No caso da Lei que cria reserva de mercado para a ineficiência, a pergunta é parecida: por que teremos que esperar cem anos para entender que a educação precisa ser melhorada na base, com uma grande reforma que a transforme, dotando-a de escolas de excelência para todos os brasileiros?
[1] CRUB – Conselho de Reitores das Universidades Brasileiras
[2] Doces Venenos – conversa e desconversas sobre droags. Lidia Rosemberg Aratangy. Editora Olho D’água, 2006.
[3] São assim chamadas as histórias que estruturam os valores civilizatórios pelo modo com que nos levam a refletir sobre as conseqüências de nossos atos.
[4] Perrault, Charles.
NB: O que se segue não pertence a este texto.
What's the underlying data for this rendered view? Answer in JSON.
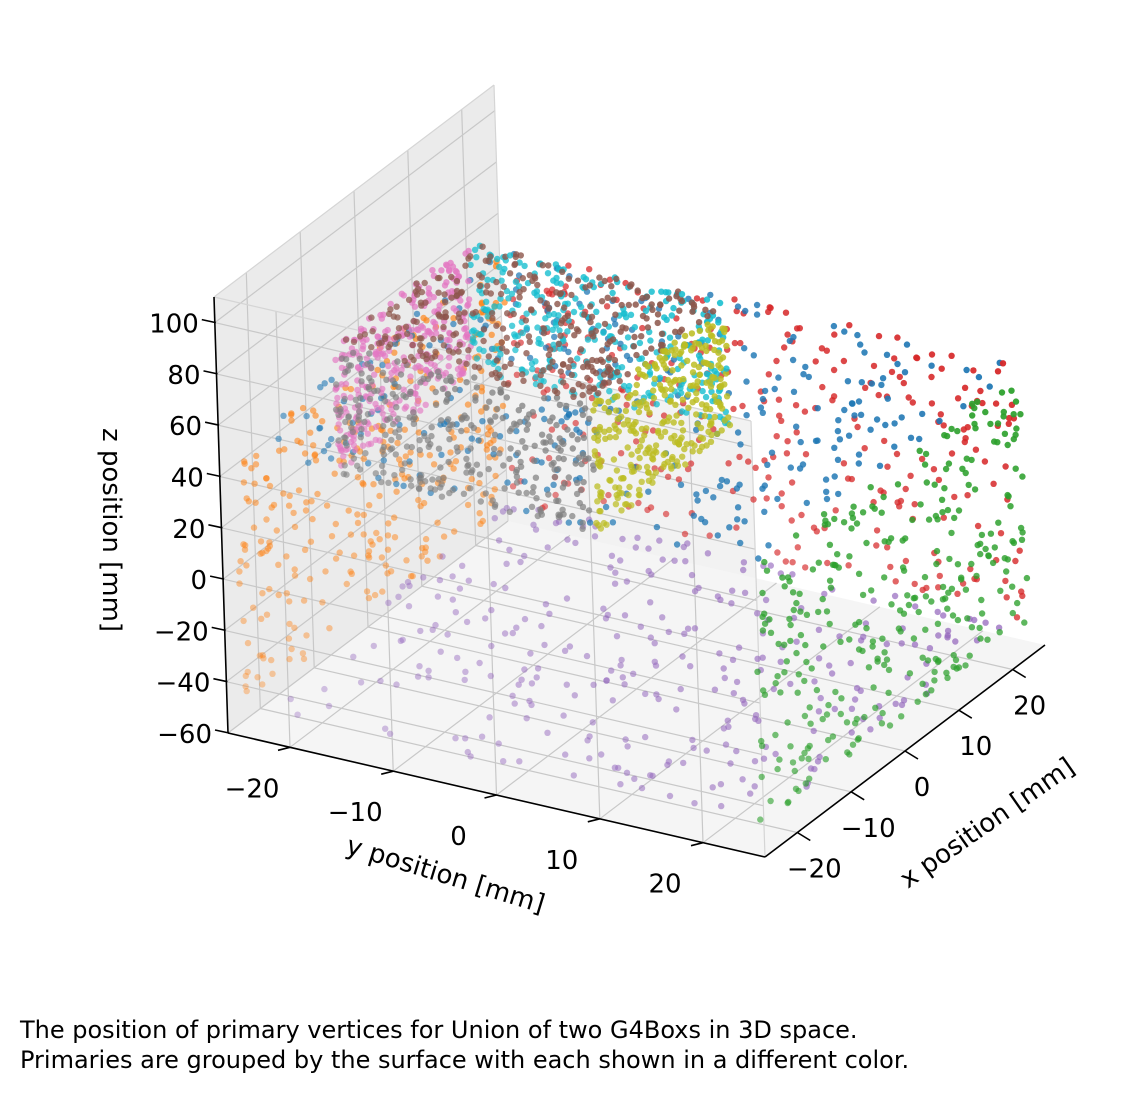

França, 1628 – 1703.
[5] Jakob Ludwig Karl (Alemanha, 1785 – 1863), e Wilhelm Karl (Alemanha, 1786 – 1859).
[6] É preciso que se registrem duas coisas: primeiro, o mérito das escolas particulares brasileiras, que enfrentam de forma bastante eficiente os desafios da promoção da leitura; segundo, a ressalva à intencionalidade do autor daquele texto, com o emprego de outro, extraído de A cidade das palavras, de Alberto Manguel (Manguel, Alberto, Companhia das Letras, 2008): “… a identidade em transformação é o tema de nossas melhores histórias, que rememoram a experiência de nosso passado e imaginam uma vida melhor como modelo para o presente; mas essa mesma identidade pode, volta e meia, tentar impor histórias inverídicas a nosso consumo, seja para justificar uma posição de poder, seja para extirpar o poder de nossas leituras.”
[7] A partir de 2001 o SAEB passou apresentar dados relativos à proficiência em Língua Portuguesa, e não mais em Leitura.
[8] Termo típico da sociedade industrial.
[9] Os marxistas creditam essa expansão da oferta a uma bem engendrada política de desvalorização do trabalho, promovida pelo Capital e pelo Estado.
[10] A dialética como arte do diálogo consiste, de forma rudimentar, em tomar-se uma proposição qualquer (um Logo) e opor a este dado uma negação, um Mas não. Dessa oposição deverá surgir uma terceira idéia, ou o Logo, não. Para os marxistas, consiste na técnica de se tomar uma Tese, questioná-la pela formulação de sua negação, ou Antítese, de forma que de ambas se possa extrair o que realmente importa, ou a Síntese.